A sample notebook can be found here: eda.ipynb

Upgrading our pipeline#

Now that we have our EDA and data wrangling in a Jupyter notebook, we can upgrade our pipeline to incorporate this step. Since Ploomber supports Jupyter notebooks, we can simply add the notebook to our pipeline. We will add the notebook to the etl folder and call it eda.ipynb. We will then add the following to our pipeline.yaml file:

tasks:
  - source: movie_rec_system/etl/extract.py
    product:
      nb: movie_rec_system/products/extract-pipeline.ipynb
      data: movies_data.duckdb
  - source: movie_rec_system/etl/eda.ipynb
    static_analysis: disable
    product: 
      nb: movie_rec_system/products/eda-pipeline.ipynb

Important

Since the pipeline is being executed from the mini-projects/movie-rec-system folder, we need to update the paths in the eda.ipynb file to reflect this.

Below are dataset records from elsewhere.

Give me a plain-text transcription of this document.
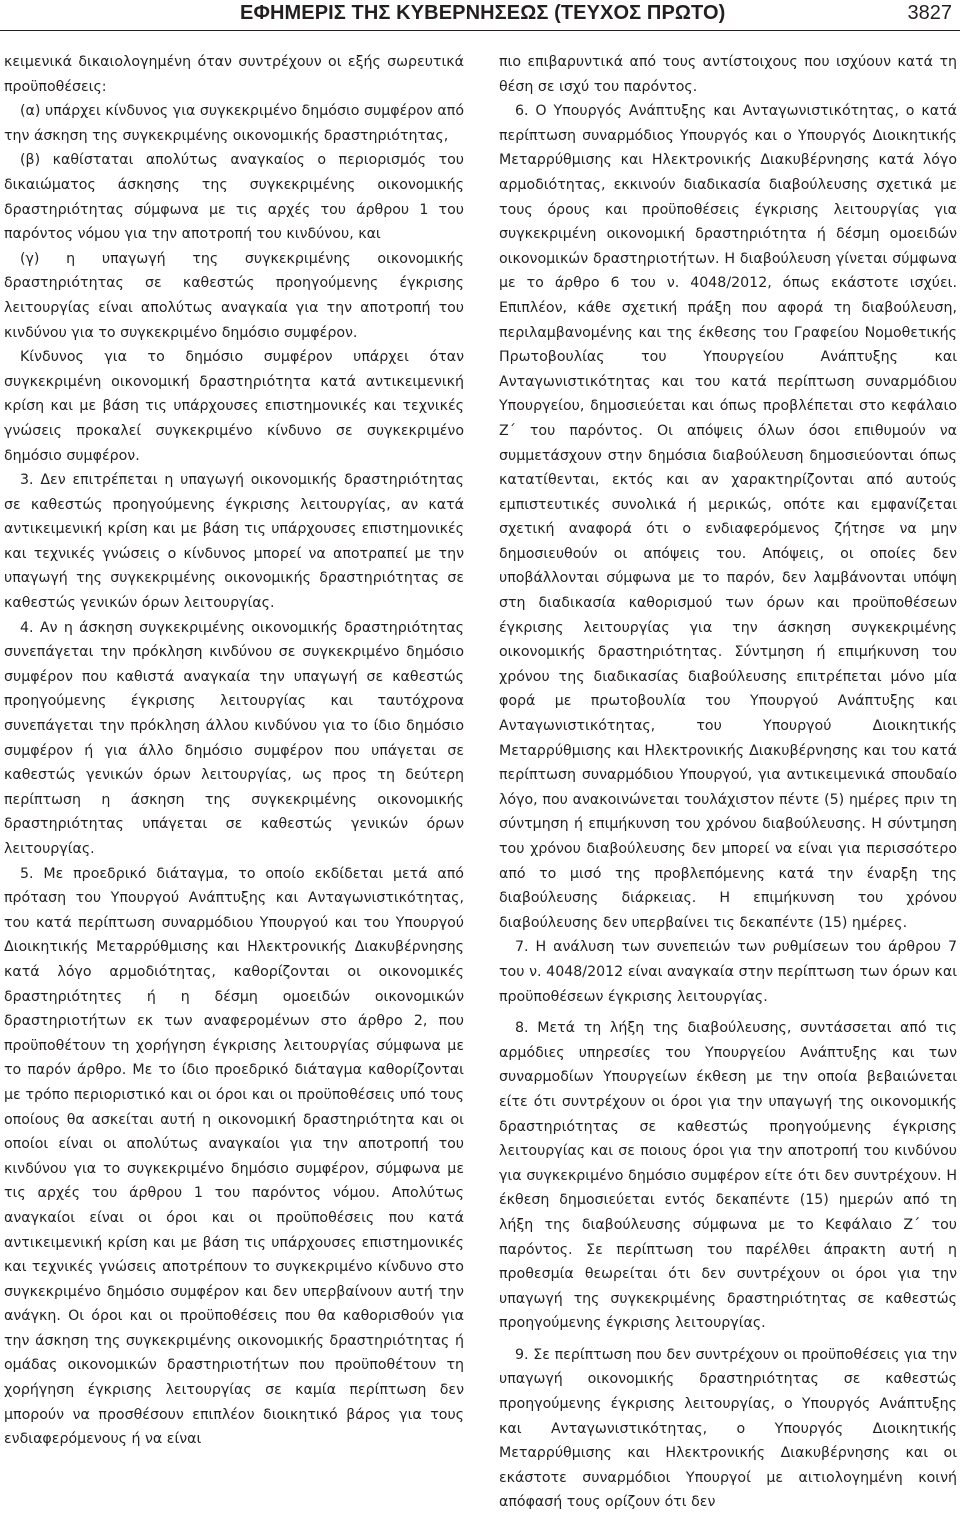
ΕΦΗΜΕΡΙΣ ΤΗΣ ΚΥΒΕΡΝΗΣΕΩΣ (ΤΕΥΧΟΣ ΠΡΩΤΟ)	3827

κειμενικά δικαιολογημένη όταν συντρέχουν οι εξής σωρευτικά προϋποθέσεις:

(α) υπάρχει κίνδυνος για συγκεκριμένο δημόσιο συμφέρον από την άσκηση της συγκεκριμένης οικονομικής δραστηριότητας,

(β) καθίσταται απολύτως αναγκαίος ο περιορισμός του δικαιώματος άσκησης της συγκεκριμένης οικονομικής δραστηριότητας σύμφωνα με τις αρχές του άρθρου 1 του παρόντος νόμου για την αποτροπή του κινδύνου, και

(γ) η υπαγωγή της συγκεκριμένης οικονομικής δραστηριότητας σε καθεστώς προηγούμενης έγκρισης λειτουργίας είναι απολύτως αναγκαία για την αποτροπή του κινδύνου για το συγκεκριμένο δημόσιο συμφέρον.

Κίνδυνος για το δημόσιο συμφέρον υπάρχει όταν συγκεκριμένη οικονομική δραστηριότητα κατά αντικειμενική κρίση και με βάση τις υπάρχουσες επιστημονικές και τεχνικές γνώσεις προκαλεί συγκεκριμένο κίνδυνο σε συγκεκριμένο δημόσιο συμφέρον.

3. Δεν επιτρέπεται η υπαγωγή οικονομικής δραστηριότητας σε καθεστώς προηγούμενης έγκρισης λειτουργίας, αν κατά αντικειμενική κρίση και με βάση τις υπάρχουσες επιστημονικές και τεχνικές γνώσεις ο κίνδυνος μπορεί να αποτραπεί με την υπαγωγή της συγκεκριμένης οικονομικής δραστηριότητας σε καθεστώς γενικών όρων λειτουργίας.

4. Αν η άσκηση συγκεκριμένης οικονομικής δραστηριότητας συνεπάγεται την πρόκληση κινδύνου σε συγκεκριμένο δημόσιο συμφέρον που καθιστά αναγκαία την υπαγωγή σε καθεστώς προηγούμενης έγκρισης λειτουργίας και ταυτόχρονα συνεπάγεται την πρόκληση άλλου κινδύνου για το ίδιο δημόσιο συμφέρον ή για άλλο δημόσιο συμφέρον που υπάγεται σε καθεστώς γενικών όρων λειτουργίας, ως προς τη δεύτερη περίπτωση η άσκηση της συγκεκριμένης οικονομικής δραστηριότητας υπάγεται σε καθεστώς γενικών όρων λειτουργίας.

5. Με προεδρικό διάταγμα, το οποίο εκδίδεται μετά από πρόταση του Υπουργού Ανάπτυξης και Ανταγωνιστικότητας, του κατά περίπτωση συναρμόδιου Υπουργού και του Υπουργού Διοικητικής Μεταρρύθμισης και Ηλεκτρονικής Διακυβέρνησης κατά λόγο αρμοδιότητας, καθορίζονται οι οικονομικές δραστηριότητες ή η δέσμη ομοειδών οικονομικών δραστηριοτήτων εκ των αναφερομένων στο άρθρο 2, που προϋποθέτουν τη χορήγηση έγκρισης λειτουργίας σύμφωνα με το παρόν άρθρο. Με το ίδιο προεδρικό διάταγμα καθορίζονται με τρόπο περιοριστικό και οι όροι και οι προϋποθέσεις υπό τους οποίους θα ασκείται αυτή η οικονομική δραστηριότητα και οι οποίοι είναι οι απολύτως αναγκαίοι για την αποτροπή του κινδύνου για το συγκεκριμένο δημόσιο συμφέρον, σύμφωνα με τις αρχές του άρθρου 1 του παρόντος νόμου. Απολύτως αναγκαίοι είναι οι όροι και οι προϋποθέσεις που κατά αντικειμενική κρίση και με βάση τις υπάρχουσες επιστημονικές και τεχνικές γνώσεις αποτρέπουν το συγκεκριμένο κίνδυνο στο συγκεκριμένο δημόσιο συμφέρον και δεν υπερβαίνουν αυτή την ανάγκη. Οι όροι και οι προϋποθέσεις που θα καθορισθούν για την άσκηση της συγκεκριμένης οικονομικής δραστηριότητας ή ομάδας οικονομικών δραστηριοτήτων που προϋποθέτουν τη χορήγηση έγκρισης λειτουργίας σε καμία περίπτωση δεν μπορούν να προσθέσουν επιπλέον διοικητικό βάρος για τους ενδιαφερόμενους ή να είναι

πιο επιβαρυντικά από τους αντίστοιχους που ισχύουν κατά τη θέση σε ισχύ του παρόντος.

6. Ο Υπουργός Ανάπτυξης και Ανταγωνιστικότητας, ο κατά περίπτωση συναρμόδιος Υπουργός και ο Υπουργός Διοικητικής Μεταρρύθμισης και Ηλεκτρονικής Διακυβέρνησης κατά λόγο αρμοδιότητας, εκκινούν διαδικασία διαβούλευσης σχετικά με τους όρους και προϋποθέσεις έγκρισης λειτουργίας για συγκεκριμένη οικονομική δραστηριότητα ή δέσμη ομοειδών οικονομικών δραστηριοτήτων. Η διαβούλευση γίνεται σύμφωνα με το άρθρο 6 του ν. 4048/2012, όπως εκάστοτε ισχύει. Επιπλέον, κάθε σχετική πράξη που αφορά τη διαβούλευση, περιλαμβανομένης και της έκθεσης του Γραφείου Νομοθετικής Πρωτοβουλίας του Υπουργείου Ανάπτυξης και Ανταγωνιστικότητας και του κατά περίπτωση συναρμόδιου Υπουργείου, δημοσιεύεται και όπως προβλέπεται στο κεφάλαιο Ζ΄ του παρόντος. Οι απόψεις όλων όσοι επιθυμούν να συμμετάσχουν στην δημόσια διαβούλευση δημοσιεύονται όπως κατατίθενται, εκτός και αν χαρακτηρίζονται από αυτούς εμπιστευτικές συνολικά ή μερικώς, οπότε και εμφανίζεται σχετική αναφορά ότι ο ενδιαφερόμενος ζήτησε να μην δημοσιευθούν οι απόψεις του. Απόψεις, οι οποίες δεν υποβάλλονται σύμφωνα με το παρόν, δεν λαμβάνονται υπόψη στη διαδικασία καθορισμού των όρων και προϋποθέσεων έγκρισης λειτουργίας για την άσκηση συγκεκριμένης οικονομικής δραστηριότητας. Σύντμηση ή επιμήκυνση του χρόνου της διαδικασίας διαβούλευσης επιτρέπεται μόνο μία φορά με πρωτοβουλία του Υπουργού Ανάπτυξης και Ανταγωνιστικότητας, του Υπουργού Διοικητικής Μεταρρύθμισης και Ηλεκτρονικής Διακυβέρνησης και του κατά περίπτωση συναρμόδιου Υπουργού, για αντικειμενικά σπουδαίο λόγο, που ανακοινώνεται τουλάχιστον πέντε (5) ημέρες πριν τη σύντμηση ή επιμήκυνση του χρόνου διαβούλευσης. Η σύντμηση του χρόνου διαβούλευσης δεν μπορεί να είναι για περισσότερο από το μισό της προβλεπόμενης κατά την έναρξη της διαβούλευσης διάρκειας. Η επιμήκυνση του χρόνου διαβούλευσης δεν υπερβαίνει τις δεκαπέντε (15) ημέρες.

7. Η ανάλυση των συνεπειών των ρυθμίσεων του άρθρου 7 του ν. 4048/2012 είναι αναγκαία στην περίπτωση των όρων και προϋποθέσεων έγκρισης λειτουργίας.

8. Μετά τη λήξη της διαβούλευσης, συντάσσεται από τις αρμόδιες υπηρεσίες του Υπουργείου Ανάπτυξης και των συναρμοδίων Υπουργείων έκθεση με την οποία βεβαιώνεται είτε ότι συντρέχουν οι όροι για την υπαγωγή της οικονομικής δραστηριότητας σε καθεστώς προηγούμενης έγκρισης λειτουργίας και σε ποιους όροι για την αποτροπή του κινδύνου για συγκεκριμένο δημόσιο συμφέρον είτε ότι δεν συντρέχουν. Η έκθεση δημοσιεύεται εντός δεκαπέντε (15) ημερών από τη λήξη της διαβούλευσης σύμφωνα με το Κεφάλαιο Ζ΄ του παρόντος. Σε περίπτωση του παρέλθει άπρακτη αυτή η προθεσμία θεωρείται ότι δεν συντρέχουν οι όροι για την υπαγωγή της συγκεκριμένης δραστηριότητας σε καθεστώς προηγούμενης έγκρισης λειτουργίας.

9. Σε περίπτωση που δεν συντρέχουν οι προϋποθέσεις για την υπαγωγή οικονομικής δραστηριότητας σε καθεστώς προηγούμενης έγκρισης λειτουργίας, ο Υπουργός Ανάπτυξης και Ανταγωνιστικότητας, ο Υπουργός Διοικητικής Μεταρρύθμισης και Ηλεκτρονικής Διακυβέρνησης και οι εκάστοτε συναρμόδιοι Υπουργοί με αιτιολογημένη κοινή απόφασή τους ορίζουν ότι δεν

%sql duckdb:///movies_data.duckdb

Execute the pipeline again:

cd mini-projects/movie-rec-system
ploomber build

This will execute the eda.ipynb notebook and save the output to eda-pipeline.ipynb in the products folder. We can now use this notebook to create a recommender system. We will do this in the next tutorial.

Loading pipeline...
Notebook movie_rec_system/etl/extract.py is missing the parameters cell, adding it at the top of the file...
Notebook movie_rec_system/etl/eda.ipynb is missing the parameters cell, adding it at the top of the file...
Executing: 100%|███████████████████████████████████████████████████████████████████████████████████████████████████| 10/10 [00:11<00:00,  1.15s/cell]
Executing: 100%|███████████████████████████████████████████████████████████████████████████████████████████████████| 19/19 [00:10<00:00,  1.75cell/s]
Building task 'eda': 100%|█████████████████████████████████████████████████████████████████████████████████████████████| 2/2 [00:22<00:00, 11.22s/it]
name     Ran?      Elapsed (s)    Percentage
-------  ------  -------------  ------------
extract  True          11.5321       51.4146
eda      True          10.8975       48.5854

⚡⚡ Challenge ⚡⚡#

Explore the SQL Pipelines example in the Ploomber documentation. In particular, take a look at this template that uses .sql files. How would you incorporate this into your pipeline? What are the advantages and disadvantages of using .sql files vs. Jupyter notebooks?

Conclusion#

In this tutorial, we used a Jupyter notebook to perform data wrangling and exploratory data analysis. We then incorporated this notebook into our pipeline. In the next tutorial, we will set up a recommendation system with the clean data.